Compound this with sizable losses also accumulating in other foundering Son favorites like Uber and Slack Technologies, and we’re talking serious red ink in staggering amounts that probably won’t be recovered for years, if at all, just as SoftBank is trying to raise capital for its second Vision Fund.
Not so visionary.
So it’s not clear whether Son’s position and/or power at SoftBank might be in jeopardy, but his credibility with investors has clearly taken a hit. It’s easy to see why he’s no longer on Team Neumann.
And in a battle between a disaffected SoftBank, with its colossal market presence and capability, versus a petulant Neumann, I wouldn’t bet on Neumann.
Also troubling, WeWork is making its banks unhappy.
While WeWork's power struggle will dominate the headlines this week, liquidity pressure remains its most urgent concern.
Legacy banks which carry WeWork’s current $650 million credit facility also arranged its pending $6 billion in new credit facilities back in August.
Even then, as I warned in my last report, WeWork’s banks had demanded much higher interest costs and fees versus its existing loans, and committed loan terms for a much shorter period, to reflect WeWork’s sharply higher risk—long before the company’s $47 billion market value went poof.
As I always say, banks get far more comprehensive financial and other information about the company than other investors, and they get that data every month. WeWork’s banks also have superior claims to all of the company’s credible tangible asset value—which is meager at best—and knowing all this WeWork's banks are clearly worried.
When banks get spooked we all should be wary, and WeWork’s banks are undoubtedly more concerned now with the company’s prospects.
My concerns seem to be confirmed by the desperation implied in this latest news. WeWork’s ongoing turmoil signals that its banks continue to refuse to allow additional access to substantial new borrowing it needs until it can cobble together a stronger capital base.
So with the close of what likely will be another disappointing quarter coming in a week, WeWork’s directors have little time to fix what they can before it gets worse.
WeWork’s Board Could Vote This Week
Anything can happen this week, including bad news that nothing gets fixed and WeWork continues to founder as Neumann blusters and digs in. But I suspect SoftBank and WeWork’s other large investors and its bankers will prevail over the next week or so since the alternative is WeWork potentially sinking into serious financial instability and insolvency.
The best outcome at this point, which is far from guaranteed, is for the board to enact substantially more corporate governance and stronger management oversight, including bolstering the board’s strength with increased power and membership to sufficiently countermand Neumann’s overbearance.
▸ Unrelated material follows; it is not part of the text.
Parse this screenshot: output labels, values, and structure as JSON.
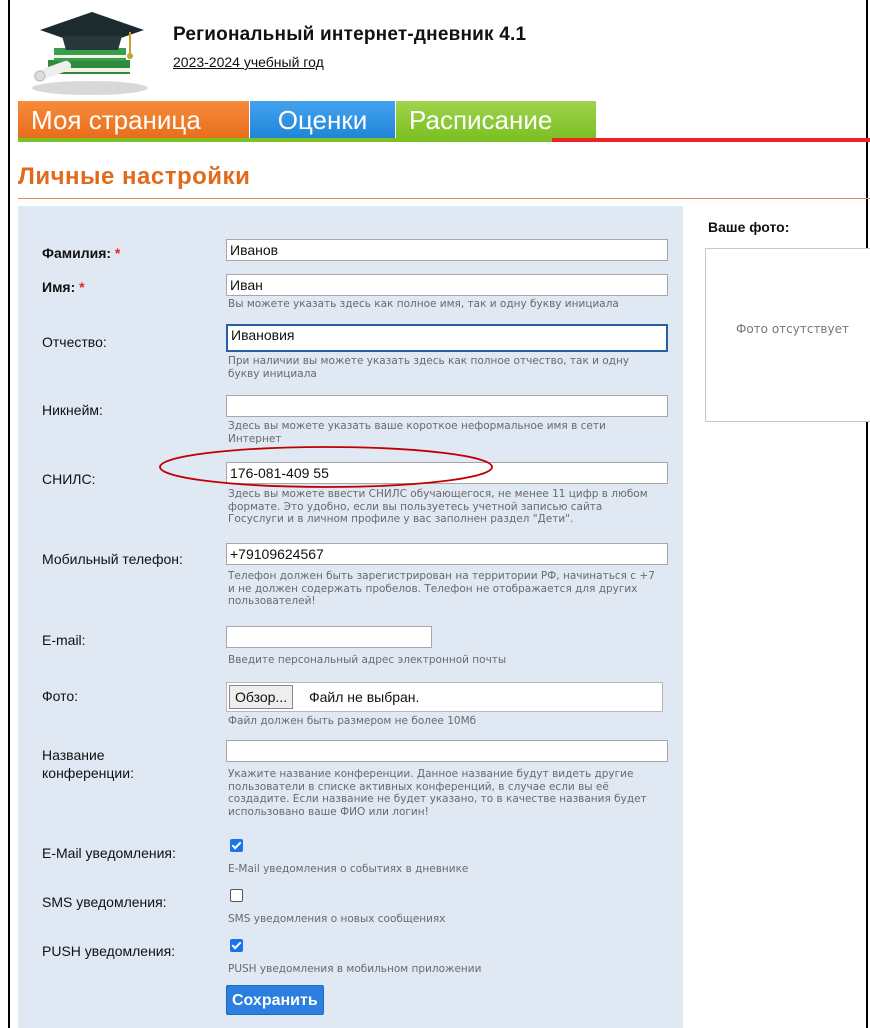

As such it would be appropriate to replace Neumann as CEO and/or install a credibly capable bench of top management to support a revamped management strategy.
If successful, this could help WeWork begin to restore its shredded credibility and pave the way for it to pull together stopgap cash financing, if not the full $6 billion in credit facilities waiting in the wings. This may include some combination of a smaller $3-4 billion credit line plus $1 billion or so in high yield debt and up to $1 billion in private equity financing (some or all potentially from SoftBank).
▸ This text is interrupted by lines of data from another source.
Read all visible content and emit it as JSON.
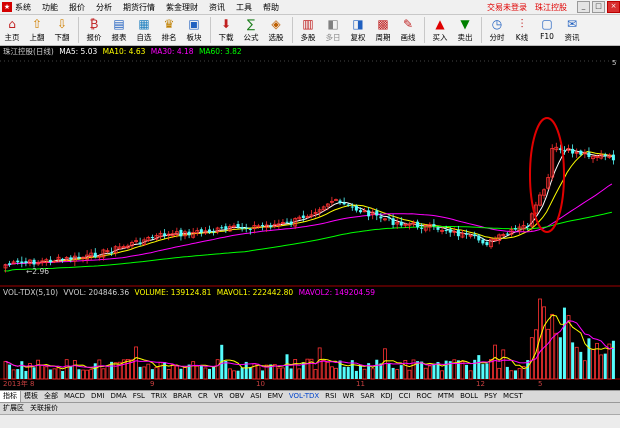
{
  "menu": {
    "items": [
      "系统",
      "功能",
      "报价",
      "分析",
      "期货行情",
      "紫金理财",
      "资讯",
      "工具",
      "帮助"
    ],
    "login_text": "交易未登录",
    "stock_name": "珠江控股",
    "win_buttons": [
      "_",
      "□",
      "×"
    ]
  },
  "toolbar": {
    "buttons": [
      {
        "label": "主页",
        "icon": "home-icon",
        "glyph": "⌂"
      },
      {
        "label": "上翻",
        "icon": "page-up-icon",
        "glyph": "⇧"
      },
      {
        "label": "下翻",
        "icon": "page-down-icon",
        "glyph": "⇩"
      },
      {
        "label": "报价",
        "icon": "quote-icon",
        "glyph": "₿"
      },
      {
        "label": "报表",
        "icon": "report-icon",
        "glyph": "▤"
      },
      {
        "label": "自选",
        "icon": "favorites-icon",
        "glyph": "▦"
      },
      {
        "label": "排名",
        "icon": "ranking-icon",
        "glyph": "♛"
      },
      {
        "label": "板块",
        "icon": "sector-icon",
        "glyph": "▣"
      },
      {
        "label": "下载",
        "icon": "download-icon",
        "glyph": "⬇"
      },
      {
        "label": "公式",
        "icon": "formula-icon",
        "glyph": "∑"
      },
      {
        "label": "选股",
        "icon": "stock-picker-icon",
        "glyph": "◈"
      },
      {
        "label": "多股",
        "icon": "multi-stock-icon",
        "glyph": "▥"
      },
      {
        "label": "多日",
        "icon": "multi-day-icon",
        "glyph": "◧"
      },
      {
        "label": "复权",
        "icon": "adjust-icon",
        "glyph": "◨"
      },
      {
        "label": "周期",
        "icon": "period-icon",
        "glyph": "▩"
      },
      {
        "label": "画线",
        "icon": "draw-line-icon",
        "glyph": "✎"
      },
      {
        "label": "买入",
        "icon": "buy-icon",
        "glyph": "▲"
      },
      {
        "label": "卖出",
        "icon": "sell-icon",
        "glyph": "▼"
      },
      {
        "label": "分时",
        "icon": "intraday-icon",
        "glyph": "◷"
      },
      {
        "label": "K线",
        "icon": "kline-icon",
        "glyph": "⫶"
      },
      {
        "label": "F10",
        "icon": "f10-icon",
        "glyph": "▢"
      },
      {
        "label": "资讯",
        "icon": "news-icon",
        "glyph": "✉"
      }
    ]
  },
  "price_legend": {
    "title": "珠江控股(日线)",
    "ma5": "MA5: 5.03",
    "ma10": "MA10: 4.63",
    "ma30": "MA30: 4.18",
    "ma60": "MA60: 3.82"
  },
  "volume_legend": {
    "title": "VOL-TDX(5,10)",
    "vvol": "VVOL: 204846.36",
    "volume": "VOLUME: 139124.81",
    "mavol1": "MAVOL1: 222442.80",
    "mavol2": "MAVOL2: 149204.59"
  },
  "chart": {
    "low_label": "2.96",
    "right_marker": "5",
    "date_labels": [
      "2013年 8",
      "9",
      "10",
      "11",
      "12",
      "5"
    ]
  },
  "indicator_tabs": [
    "指标",
    "模板",
    "全部",
    "MACD",
    "DMI",
    "DMA",
    "FSL",
    "TRIX",
    "BRAR",
    "CR",
    "VR",
    "OBV",
    "ASI",
    "EMV",
    "VOL-TDX",
    "RSI",
    "WR",
    "SAR",
    "KDJ",
    "CCI",
    "ROC",
    "MTM",
    "BOLL",
    "PSY",
    "MCST"
  ],
  "bottom_tabs": [
    "扩展区",
    "关联报价"
  ],
  "colors": {
    "up": "#ff3232",
    "down": "#54fcfc",
    "ma5": "#ffffff",
    "ma10": "#ffff00",
    "ma30": "#ff00ff",
    "ma60": "#00ff00",
    "annotation": "#e00000",
    "axis": "#a00000"
  }
}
This is enough to get WeWork through yearend, but not enough to solve its burgeoning operating struggles and persistent cash burn—particularly if business conditions stall next year as I expect.
WeWork bonds may rally this week if the board prevails, but I wouldn’t fall for it. Next year looks like a dangerous blind curve for WeWork investors.
WeWork 7.875% senior notes are down more than 6 points to 96.9 since my last report. This still indicates insufficiently low 8.8% ytw/700 bps given its appalling credit metrics and dismal prospects. Upside potential remains limited at best versus downside risk which could be another 5-10 points from here. Maintain “Sell.”